Non sequitur
Über desultorischen Geist / Ein Stichwort zur geistigen Situation der Zeit
Mentalisten alten Schlages hatten noch einen Begriff von den Bedingungen, unter denen sich das menschliche Bewusstsein seine Wirklichkeit konstruiert. Doch die Zeit der Modelle ist vorbei. Negative Dialektik, Logik des Zerfalls, unzählige Leitbilder, dystopische Realabstraktionen, Zeitalter der Angst, wohin man sieht!
Quasselbuden wie Mc Kinsey Deutschland polstern das proklamierte, selten geglaubte positive thinking und seine derivaten Ideologien weiterhin, nicht ohne Mulmigkeit zu erzeugen, aus, indem si e etwa in einer aktuellen Studie –„ Wettbewerbsfaktor Fachkräfte 2011“- urbi et orbi vermelden: „Das Zeitalter hoher Arbeitslosigkeit geht zu Ende“.
Vorher geht allerdings erst das Zeitalter der Aufklärung, nunmehr auch auf der Benutzeroberfläche, dem Alltagsleben, zu Ende, um einem digressistischen zu weichen. Argumentationslogik, Stringenz und Kohärenz von Gedanken- und Beweisführung haben ausgedient. Die zwei aristotelischen Analytiken, Magna Charta formallogischen, falsifikationsresistenten und wahrheitsorientierten, abendländischen Denkens, sind Makulatur. Tertium datur!
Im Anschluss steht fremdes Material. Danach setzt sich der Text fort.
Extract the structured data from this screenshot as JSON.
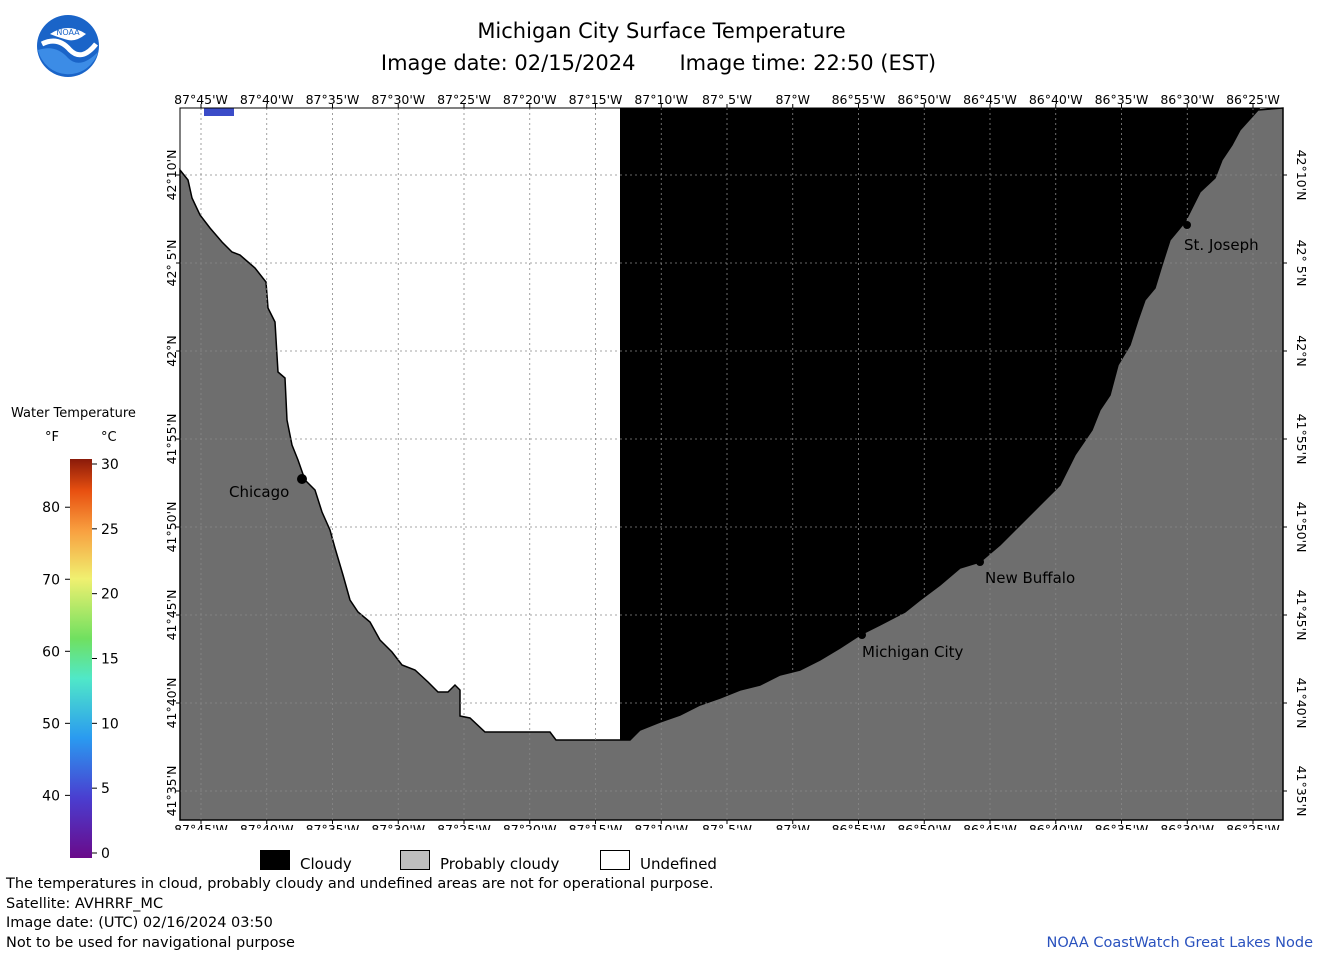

Selbst small talk ist gegen Widersprüche immun: „Rot steht Ihnen wirklich gut!“ – „Ja, nicht wahr, gelb ist nämlich auch meine Lieblingsfarbe.“
Amorphe Gespräche, Gespräche ohne Gegenstand, ohne Struktur, ohne Anfang und Ende, ohne rationalen Aggregatzustand, Gespräche, die in niemandes Erinnerung bleiben oder zu neuen oder auch nur zu einer Fortsetzung alter taugen, bilden zunehmend die Regel innerhalb kommunikativer Vorgänge. Mit Implikationen ist eben sowenig länger zu rechnen wie mit allusiven Dialogstrategien. Alles, was gesagt werden kann, kann ungesagt bleiben.
Dem Wort, das auf die Goldwaage gehört, wird heute objektiv der Bescheid erteilt, man müsse es dorthin nicht legen. Der Schluss, der aus diesem Befund zu ziehen wäre, käme einer Kapitulationserklärung dieser Zeit vor dem Geist gleich. Also wird er nirgends gezogen.
(Leseprobe aus: R. Frodermann, "Im Rücklicht der Gegenwart / Inventionen I" Berlin, 2012
corrigendum)
„Als Totgeburt fiel er aus der Presse und fand nicht einmal soviel Beachtung, um wenigstens unter den Eiferern ein leises Murren zu erregen.“
David Hume über sein Buch "Ein Traktat über die menschliche Natur"
"..., denn Invention ist, in der Tat, ein vorsichtiges Eintauchen in die Negation, die außerhalb des Systems liegt, von einer fest im System verankerten Position aus."
Glenn Gould, Rat an eine Abschlussklasse.
dt. Reclam 2017 (Freiheit und Musik. Reden und Schriften.. S.9)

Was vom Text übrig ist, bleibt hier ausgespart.